Diesmal die Opfer im Blick / Vor 60 Jahren: Drei große Bombenangriffe auf Paderborn / Erinnern und Gedenken

Paderborn (st). Das Erinnern und Gedenken an die schweren Bombenangriffe kurz vor Kriegsende 1945 soll anlässlich der 60. Jahrestages in den kommenden Monaten zu einem "zentralen Thema" in Paderborn werden. Das kündigte gestern Bürgermeister Heinz Paus an. Alle Veranstaltungen sind öffentlich.

Mit zwei historischen Ausstellungen dokumentierte die Stadt 1987 und 1995 die enormen Kriegszerstörungen. In diesem Jahr soll in besonderer Weise der Blick auf die 900 Opfer der Luftangriffe der Jahre 1940 bis 1945 auf Paderborn gelenkt werden. Ihnen will die Stadt ein Gedenkbuch widmen. Kein gedrucktes Werk: Es soll als besonders gestaltetes Einzelexemplar einen ständigen Platz im Museum für Stadtgeschichte erhalten.

Eine erste Liste mit den Namen und Todesdaten dieser Paderborner Bombenopfer veröffentlichte Rudolf Kiepke 1949 in dem Buch "Paderborn. Werden, Untergang, Wiedererstehen." Rolf-Dietrich Müller, der Leiter des Stadtarchivs: "Aber diese Toten blieben bisher weitgehend gesichtslos und anonym." Das soll sich ändern. Für das Gedenkbuch kann die Stadt auf mehrjährige Forschungen der Paderborner Autorin Dr. Antje Telgenbüscher zurückgreifen. Sie hat Lebensdaten und Fotos einer Reihe von Opfern gesammelt. Zwar gilt heute die Identität von 99 Prozent der Opfer als geklärt, doch nur von etwa 150 liegen bislang Fotos und weitere Informationen vor. Sie werden in dem Gedenkbuch zu finden sein.
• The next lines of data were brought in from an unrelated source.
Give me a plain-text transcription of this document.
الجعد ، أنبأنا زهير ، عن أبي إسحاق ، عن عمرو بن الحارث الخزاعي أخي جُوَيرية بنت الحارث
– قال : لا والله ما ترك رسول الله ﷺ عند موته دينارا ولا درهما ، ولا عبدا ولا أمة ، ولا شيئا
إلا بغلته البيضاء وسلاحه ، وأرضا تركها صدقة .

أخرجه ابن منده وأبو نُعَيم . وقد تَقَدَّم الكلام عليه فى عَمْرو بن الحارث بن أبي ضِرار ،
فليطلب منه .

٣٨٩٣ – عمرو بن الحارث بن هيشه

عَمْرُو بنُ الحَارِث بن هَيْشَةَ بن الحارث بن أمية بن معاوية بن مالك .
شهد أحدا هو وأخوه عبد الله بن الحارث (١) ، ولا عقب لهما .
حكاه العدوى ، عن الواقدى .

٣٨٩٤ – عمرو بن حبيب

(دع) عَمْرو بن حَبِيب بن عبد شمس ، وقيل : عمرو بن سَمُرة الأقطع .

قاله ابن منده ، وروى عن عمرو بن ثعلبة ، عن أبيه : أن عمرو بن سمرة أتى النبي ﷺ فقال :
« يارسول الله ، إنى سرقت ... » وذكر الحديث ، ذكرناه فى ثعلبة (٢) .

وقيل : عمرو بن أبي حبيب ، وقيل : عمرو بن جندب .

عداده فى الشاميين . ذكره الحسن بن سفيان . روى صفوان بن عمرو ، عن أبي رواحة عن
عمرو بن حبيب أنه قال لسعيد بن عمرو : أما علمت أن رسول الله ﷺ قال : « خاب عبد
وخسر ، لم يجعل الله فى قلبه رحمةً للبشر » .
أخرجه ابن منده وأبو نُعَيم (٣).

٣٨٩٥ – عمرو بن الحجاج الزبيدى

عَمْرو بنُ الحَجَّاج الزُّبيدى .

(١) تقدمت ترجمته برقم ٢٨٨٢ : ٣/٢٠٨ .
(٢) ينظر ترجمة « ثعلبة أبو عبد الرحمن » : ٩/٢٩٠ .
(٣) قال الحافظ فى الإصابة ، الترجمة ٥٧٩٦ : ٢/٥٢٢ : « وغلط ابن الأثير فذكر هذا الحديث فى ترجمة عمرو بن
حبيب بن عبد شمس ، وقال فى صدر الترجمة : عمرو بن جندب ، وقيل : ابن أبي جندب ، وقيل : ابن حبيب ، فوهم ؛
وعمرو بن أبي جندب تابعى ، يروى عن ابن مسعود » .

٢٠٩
Dass es in absehbarer Zeit gelingen könnte, alle 900 Opfer ausführlich zu dokumentieren, ist fast 60 Jahre nach Kriegssende kaum zu erwarten. Rolf-Dietrich Müller: "Bei den Opfern handelt es sich ja nicht nur um Paderborner Bürgerinnen und Bürger, sondern auch um deutsche Soldaten, die sich gerade in der Stadt aufhielten, um ausländische Kriegsgefangene, um Zwangsarbeiterinnen und Zwangsarbeiter."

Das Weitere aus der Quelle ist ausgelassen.